Feels like a ton of bricks.
Also remember that the depth your locator shows you is at the transducer, not the water surface.
On a ranger 620 it is a 2 foot differance.
Water is really 22ft. if the finder reads 20ft.
Hope this helps, Rich
Posted 25 May 2004 - 01:38 AM
I made some very deep dives for trolling in Lake Nasser in Egypt for nile perch,they were pretty big about eight inches or so nessecarily big ! for such huge fish.With three heavy duty hooks plus big metal bill naturaly it was a sinker as well,this I think was what got the effect I wanted the bill was a big square shaped one I got the idea from looking through Rollie and Helens gatalogue can't remember the name of the lure,impossible to cast and retieve though just too resistant, so really only a trolling thing I'm sure a modified smaller similar lure would be good.
Posted 27 May 2004 - 12:22 AM
According to the precision crankbait handbook, only one crank will reach depths of 20ft and only one 10lb test or less. That crankbait is the Luhr Jensen Hot-lips express T.A. in 3/4oz.....caution, there are two styles, trolling (straight lip) and cranking (curved lip). I'm not a fan of most colors they sell, but that's easily fixed However, after reading a book entitled "what fish see", I've since learned that colors at certain depth depend on many factors, such as tint of water, light penetration, and amount of suspended particles in the water. I've cranked the hot lips express, and they crank a heck of a lot easier than mann's 30+ cranks. Might want to give them a try. I play around with hollow brass cranks designed for northern pike and musky but work equally well for bass. Canadian wiggler is the name, relatively cheap at about $3 and if you add a feathered treble, you may be pleasantly surprised at the action. It's simple countdown cranking but I can bounce it along the bottom at 30ft with a 6.3:1 reel. If you're considering 30ft and beyond, better forget cranking and think vertical presentations such as jigging spoons, silver buddies, tailspinners, etc. I'm unsure of the type of lakes you fish, but each lake has an activity zone. My lake runs to 180 ft in some places, but good luck finding any living organism beyond 120ft range....even the lake trout and stripers! You might want to determine the age and type of your lake to get a better feel for oxygen zones. A good graph will show you the thermocline, and fishing beyond the thermocline is pretty much a waste of time. MOST fish that are deep are suspended, and you'll need dynamite to get them in the boat! Just my 2 cents on this matter.
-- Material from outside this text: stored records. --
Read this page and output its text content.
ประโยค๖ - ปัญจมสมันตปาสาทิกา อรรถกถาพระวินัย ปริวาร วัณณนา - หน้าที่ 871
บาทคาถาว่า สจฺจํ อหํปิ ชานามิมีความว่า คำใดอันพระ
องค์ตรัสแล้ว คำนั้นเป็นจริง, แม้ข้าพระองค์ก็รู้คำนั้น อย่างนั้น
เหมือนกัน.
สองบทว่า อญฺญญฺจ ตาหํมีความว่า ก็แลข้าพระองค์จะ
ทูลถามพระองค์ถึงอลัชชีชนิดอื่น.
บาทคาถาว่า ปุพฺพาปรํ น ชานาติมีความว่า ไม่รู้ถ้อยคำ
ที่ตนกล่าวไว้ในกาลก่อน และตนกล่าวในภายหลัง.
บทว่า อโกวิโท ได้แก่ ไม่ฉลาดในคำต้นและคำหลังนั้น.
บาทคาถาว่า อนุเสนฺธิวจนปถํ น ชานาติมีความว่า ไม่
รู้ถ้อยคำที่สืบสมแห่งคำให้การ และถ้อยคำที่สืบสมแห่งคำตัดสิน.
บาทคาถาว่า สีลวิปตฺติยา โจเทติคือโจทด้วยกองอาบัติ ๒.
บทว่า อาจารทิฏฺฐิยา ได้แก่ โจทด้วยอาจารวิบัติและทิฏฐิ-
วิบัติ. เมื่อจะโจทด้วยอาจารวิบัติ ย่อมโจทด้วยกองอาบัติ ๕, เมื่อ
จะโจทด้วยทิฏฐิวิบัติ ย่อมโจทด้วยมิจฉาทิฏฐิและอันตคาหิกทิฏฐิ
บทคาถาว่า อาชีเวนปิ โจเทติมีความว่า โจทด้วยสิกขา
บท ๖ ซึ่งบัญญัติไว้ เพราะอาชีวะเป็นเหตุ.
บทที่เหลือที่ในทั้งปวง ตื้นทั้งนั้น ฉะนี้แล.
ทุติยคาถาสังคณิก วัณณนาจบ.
Posted 27 May 2004 - 10:50 AM
A downrigger or a three-way swivel and dropper weight of probably 5 or 6 ounces will easily keep you where you need to be too. I can tell you that the 3/4 ounce Hot Lips do dive as deep as they say and more. I run 30# Power Pro which is 8# diameter for steelhead and will often fill the plug bump bottom in 30' of water. Michael Jackson...best color there is for steelies that deep...black with silver speckle.
Posted 27 May 2004 - 12:29 PM
Start by switching to a fluorocarbon line like Seaguar...line is heavier than water and sinks, should get you an extra foot or so. Definitely works on warts and rogues. After that go to weights...start with suspendots, usually on the belly between the lip and first hook hanger. When you have about the right amount of dots and the bait runs the way you want, remove the dots and weigh them. Then drill out the bait and replace the dots with the same weight in lead (or just less) and epoxy in place. Remember the epoxy will add weight, the hole will remove weight, and water temp will affect the amount of weight needed. Generally you want to add a little less...much easier to slap on an additional dot than remove weight.
Manns used to make a bait called the 30+ which was popular in TN/AL, you might check some shops in that area. It is a WAY big crankbait. Generally, I would much rather c-rig or vertical fish bass holding that deep.